Professional sports is not a rational undertaking. Fans will pay astronomical ticket prices, build palace-like billion-dollar stadiums for their teams and tattoo on their bodies the names of players who are themselves wholly indifferent to where they are playing. In the U.S., the most extreme example of such extreme behavior can be found around the National Football League, the nation's unofficial religion on Sundays, Mondays, Thursdays and some Saturdays, too.
Just 40 miles to the south, the debate in Washington over the naming of that city's NFL franchise is threatening to reach levels of absurdity and national disgrace. This week's decision by the U.S. Patent and Trademark Office to cancel the Washington Redskins' trademark registration is not an especially important legal milestone — the team can still sell all the T-shirts and other memorabilia it wants even if the decision is upheld on appeal — but it has brought renewed attention to the complaints of many Native Americans who find the name to be a racial slur.
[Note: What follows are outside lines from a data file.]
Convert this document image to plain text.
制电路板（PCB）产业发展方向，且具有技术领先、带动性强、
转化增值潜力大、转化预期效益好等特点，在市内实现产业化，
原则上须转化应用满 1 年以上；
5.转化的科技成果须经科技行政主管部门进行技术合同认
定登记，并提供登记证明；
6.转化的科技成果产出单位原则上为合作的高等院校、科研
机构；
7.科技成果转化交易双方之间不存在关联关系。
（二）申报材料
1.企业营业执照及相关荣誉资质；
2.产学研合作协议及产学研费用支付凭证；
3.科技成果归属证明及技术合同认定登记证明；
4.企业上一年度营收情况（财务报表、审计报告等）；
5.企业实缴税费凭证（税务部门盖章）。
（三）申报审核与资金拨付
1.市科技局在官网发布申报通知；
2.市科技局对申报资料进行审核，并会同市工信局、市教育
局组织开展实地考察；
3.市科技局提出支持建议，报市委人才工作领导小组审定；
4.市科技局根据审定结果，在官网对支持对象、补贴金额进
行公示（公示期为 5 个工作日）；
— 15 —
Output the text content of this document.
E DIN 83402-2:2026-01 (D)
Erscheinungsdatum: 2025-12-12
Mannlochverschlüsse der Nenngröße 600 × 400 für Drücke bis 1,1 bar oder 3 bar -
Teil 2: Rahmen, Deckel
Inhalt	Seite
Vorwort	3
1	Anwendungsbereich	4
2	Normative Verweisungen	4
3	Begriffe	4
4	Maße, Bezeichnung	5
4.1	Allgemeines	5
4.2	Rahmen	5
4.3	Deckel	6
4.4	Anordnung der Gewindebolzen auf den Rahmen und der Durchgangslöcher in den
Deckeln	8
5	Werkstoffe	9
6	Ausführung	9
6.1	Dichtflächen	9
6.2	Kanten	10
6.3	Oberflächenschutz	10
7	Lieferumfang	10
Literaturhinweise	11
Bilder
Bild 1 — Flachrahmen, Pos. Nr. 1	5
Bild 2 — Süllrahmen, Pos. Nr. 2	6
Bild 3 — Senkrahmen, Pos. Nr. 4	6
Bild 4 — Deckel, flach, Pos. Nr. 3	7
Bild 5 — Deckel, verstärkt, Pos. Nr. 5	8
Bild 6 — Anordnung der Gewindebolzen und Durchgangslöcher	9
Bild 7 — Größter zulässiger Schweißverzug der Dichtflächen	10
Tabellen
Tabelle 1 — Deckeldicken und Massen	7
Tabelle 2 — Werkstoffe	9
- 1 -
We don't know for certain the exact moment "redskin" went from an acceptable term in the mainstream — even one that honors Native Americans, as many of the team's supporters believe — to one that is regarded as racist and insulting. But that is irrelevant. There is no shortage of people who are offended by it. The term was likely first coined by white settlers to this continent, not Native Americans, and was used in a derogatory context in the popular culture as long ago as the 19th century. So rest assured, it wasn't exactly an overnight thing.
Admittedly, Baltimoreans have no particular love of this franchise. Besides the natural rivalry befitting cities in close proximity, the Redskins' former owner lobbied against Baltimore's efforts to land an NFL expansion franchise after the Colts left town. (That Orioles owner Peter Angelos played a similar role in stymieing the District of Columbia's attempts to land a professional baseball team is irrelevant to the average Baltimorean.) Besides, it's the home of bureaucrats, Congress and the Internal Revenue Service that we're talking about here.
Nevertheless, we can feel the pain of the average Redskins' fan who has rooted for that name for generations, owns hundreds of dollars worth of gear flaunting it and has only fond memories of all things Redskins. It would be the same if Orioles fans woke up tomorrow to find that name was suddenly regarded as deeply offensive to others. We, like Redskins fans, would protest such views as an absurd intrusion by the PC police. We love the team, we honor its traditions, so how could you be legitimately offended?
Redskins owner Daniel Snyder has the disadvantage of having grown up a Redskins fan. He has not only rejected a name change in no uncertain terms but has gone to great lengths to try to put a more positive spin on the circumstances, including recruiting Native American supporters and donating money to tribal causes. He loves the team, its traditions, its history and even its name. But this is not a rational response to the situation.
The writing is on the wall. The protests have gotten louder, the cause against the name is only picking up more supporters — in Congress, among football players (including former Redskins), among media outlets that now refuse to use it and, of course, among Native Americans. We have seen such social change in action before. The longer this is drawn out, the more villainous the team and its ownership will be seen by others. All those decades of pride and tradition on the gridiron, including those three Super Bowl trophies, won't count for diddly in the eyes of the nation who will see the team only as a symbol of racism and greed.
There is only one solution. Mr. Snyder needs to stand up and face the music. He needs to tell fans that while no offense was ever intended, given that so many are deeply offended by the name "Redskins," it's time to move on and retire it. Declare a naming contest, hire a marketing firm or whatever. Professional football teams have changed names for lesser reasons (Oilers to Titans) or retired them (Chicago Tigers circa 1920) numerous times. If Washington can retire "Bullets" from the city's NBA franchise merely because it was seen as too violent, a truly offensive name can be removed from some football jerseys for the good of all.